Mon premier contact avec Roman von Unberg-Sternberg, dit le le Baron fou, remonte à la lecture de Corto Maltese en Sibérie. Et ce fut un choc : le chevalier mystique de la Mongolie, au service d'une cause désespérée, me séduisit immédiatement, avec sa devise "A la recherche de nos folies et de nos gloires", malgré sa manie de fusiller son entourage. Plus tard, il me fallut reconnaître que le Baron fou n'avait pas que des bons côtés - voire surtout de mauvais : son immense cruauté, son antisémitisme forcené, sa capacité à faire massacrer des populations entières, ne me le rendirent guère sympathique. Et je l'oubliais peu à peu, le retrouvant ponctuellement chez Albert Londres ou, plus récemment, dans le magnifique livre de Robert de Goulaine Les seigneurs de la mort.
Mais je dois reconnaitre que les barons baltes continuèrent à me fasciner. Une petite crise fut provoquée par la lecture du très beau Courlande, de Jean-Paul Kauffmann, qui m'amena au Coup de Grâce de Marguerite Yourcenar, ce poignant huis-clos amoureux et mortifère (avec une amitié amoureuse qui n'est pas loin de rappeler Les braises de Sandor Marai) puis vers les romans d'Eduard von Keyserling.
J'étais mûr pour renouer avec le Baron, avec la maturité et le recul suffisant pour juger le personnage historique. Mais aussi pour continuer à rêver de la Horde d'or. La passionnante biographie de Léonid Youzéfovitch, parue aux éditions des Syrtes, m'a permis d'enfin avoir une vision factuelle et réaliste de la vie de celui qui fut l'un des derniers empereurs de ces confins, khan des steppes, autant qu'un despote illuminé et sanguinaire. A tous ceux qu'un jour le Baron fou a fasciné, je recommande cette lecture.
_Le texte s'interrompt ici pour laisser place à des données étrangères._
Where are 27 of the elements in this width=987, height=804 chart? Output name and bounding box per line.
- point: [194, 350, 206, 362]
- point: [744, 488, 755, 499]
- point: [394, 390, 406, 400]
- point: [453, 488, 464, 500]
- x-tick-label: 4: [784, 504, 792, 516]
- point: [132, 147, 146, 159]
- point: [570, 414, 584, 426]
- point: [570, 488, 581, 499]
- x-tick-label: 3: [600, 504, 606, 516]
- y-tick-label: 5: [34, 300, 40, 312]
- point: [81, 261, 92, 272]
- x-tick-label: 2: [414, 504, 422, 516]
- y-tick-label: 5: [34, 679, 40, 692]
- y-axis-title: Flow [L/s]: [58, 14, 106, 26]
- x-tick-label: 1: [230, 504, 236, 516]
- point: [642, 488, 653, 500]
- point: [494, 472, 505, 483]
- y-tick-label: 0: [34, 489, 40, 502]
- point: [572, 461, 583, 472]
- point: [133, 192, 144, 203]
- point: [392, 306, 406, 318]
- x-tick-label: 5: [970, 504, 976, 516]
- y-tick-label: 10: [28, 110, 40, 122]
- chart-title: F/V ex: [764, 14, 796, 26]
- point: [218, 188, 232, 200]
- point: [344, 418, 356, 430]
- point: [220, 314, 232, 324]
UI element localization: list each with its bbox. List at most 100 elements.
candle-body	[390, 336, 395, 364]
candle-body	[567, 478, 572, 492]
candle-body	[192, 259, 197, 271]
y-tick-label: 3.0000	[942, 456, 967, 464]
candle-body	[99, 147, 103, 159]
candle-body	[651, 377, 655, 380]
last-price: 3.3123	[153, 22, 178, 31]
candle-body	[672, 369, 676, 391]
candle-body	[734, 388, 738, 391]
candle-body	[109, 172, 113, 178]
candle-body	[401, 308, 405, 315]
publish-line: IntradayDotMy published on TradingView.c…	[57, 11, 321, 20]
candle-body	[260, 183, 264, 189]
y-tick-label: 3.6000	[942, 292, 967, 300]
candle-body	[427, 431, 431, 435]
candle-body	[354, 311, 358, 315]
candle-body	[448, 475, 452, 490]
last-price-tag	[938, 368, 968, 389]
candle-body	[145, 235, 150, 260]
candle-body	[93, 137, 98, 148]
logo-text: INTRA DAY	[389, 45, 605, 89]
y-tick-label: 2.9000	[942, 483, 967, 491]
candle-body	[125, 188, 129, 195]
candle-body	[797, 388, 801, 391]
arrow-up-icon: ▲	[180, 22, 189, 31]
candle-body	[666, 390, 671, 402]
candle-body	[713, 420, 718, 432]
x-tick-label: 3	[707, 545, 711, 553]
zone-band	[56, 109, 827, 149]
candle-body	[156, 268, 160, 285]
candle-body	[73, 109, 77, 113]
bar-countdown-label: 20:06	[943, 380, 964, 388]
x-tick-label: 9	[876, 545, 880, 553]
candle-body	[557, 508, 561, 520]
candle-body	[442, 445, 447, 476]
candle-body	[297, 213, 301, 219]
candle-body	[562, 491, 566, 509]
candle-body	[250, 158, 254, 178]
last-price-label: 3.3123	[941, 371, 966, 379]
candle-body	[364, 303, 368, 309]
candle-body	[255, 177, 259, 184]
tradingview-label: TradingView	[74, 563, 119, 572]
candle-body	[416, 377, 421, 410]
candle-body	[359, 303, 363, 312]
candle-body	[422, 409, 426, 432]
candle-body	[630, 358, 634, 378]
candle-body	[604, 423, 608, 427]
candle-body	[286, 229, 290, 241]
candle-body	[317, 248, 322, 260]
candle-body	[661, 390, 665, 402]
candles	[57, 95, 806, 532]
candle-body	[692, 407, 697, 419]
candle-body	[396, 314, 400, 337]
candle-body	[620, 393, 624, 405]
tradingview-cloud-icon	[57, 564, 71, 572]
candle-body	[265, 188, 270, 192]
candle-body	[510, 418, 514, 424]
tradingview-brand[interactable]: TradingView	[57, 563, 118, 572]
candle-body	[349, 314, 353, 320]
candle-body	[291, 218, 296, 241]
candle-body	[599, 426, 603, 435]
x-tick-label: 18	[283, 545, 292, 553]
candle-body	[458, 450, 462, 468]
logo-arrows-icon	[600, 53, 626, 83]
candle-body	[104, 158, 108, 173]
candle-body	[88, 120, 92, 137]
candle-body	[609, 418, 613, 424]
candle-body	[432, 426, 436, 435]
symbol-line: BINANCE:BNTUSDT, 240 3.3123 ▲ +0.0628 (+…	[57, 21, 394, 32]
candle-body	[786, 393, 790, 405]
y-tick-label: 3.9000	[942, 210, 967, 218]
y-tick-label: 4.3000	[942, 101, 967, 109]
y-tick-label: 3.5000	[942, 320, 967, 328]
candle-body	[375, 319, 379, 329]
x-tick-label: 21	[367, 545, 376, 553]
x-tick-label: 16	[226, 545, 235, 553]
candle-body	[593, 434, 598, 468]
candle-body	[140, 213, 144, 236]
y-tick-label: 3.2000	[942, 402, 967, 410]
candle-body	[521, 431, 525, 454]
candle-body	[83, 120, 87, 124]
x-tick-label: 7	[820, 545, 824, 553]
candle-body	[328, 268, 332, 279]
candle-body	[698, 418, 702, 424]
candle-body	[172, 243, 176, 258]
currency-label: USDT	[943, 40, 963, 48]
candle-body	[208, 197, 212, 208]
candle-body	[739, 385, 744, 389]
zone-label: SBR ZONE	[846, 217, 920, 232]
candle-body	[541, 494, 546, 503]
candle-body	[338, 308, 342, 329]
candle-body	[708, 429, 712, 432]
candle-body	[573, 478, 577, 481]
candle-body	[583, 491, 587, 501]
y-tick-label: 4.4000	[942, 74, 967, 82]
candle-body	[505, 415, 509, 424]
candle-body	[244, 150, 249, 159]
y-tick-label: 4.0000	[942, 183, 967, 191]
Et quand je trouve le quotidien trop terne, je pense toujours à ces trains blindés filant dans l'immensité, à la recherche de rien d'autre que d'un rêve inatteignable, démesuré, ridicule.
Etonnant car c'est exactement aussi mon cas. J'ai rencontré Ungern ainsi. Mais je n'en dis pas plus pour l'instant. D'ailleurs ma Nouvelle du Jour évoque Corto.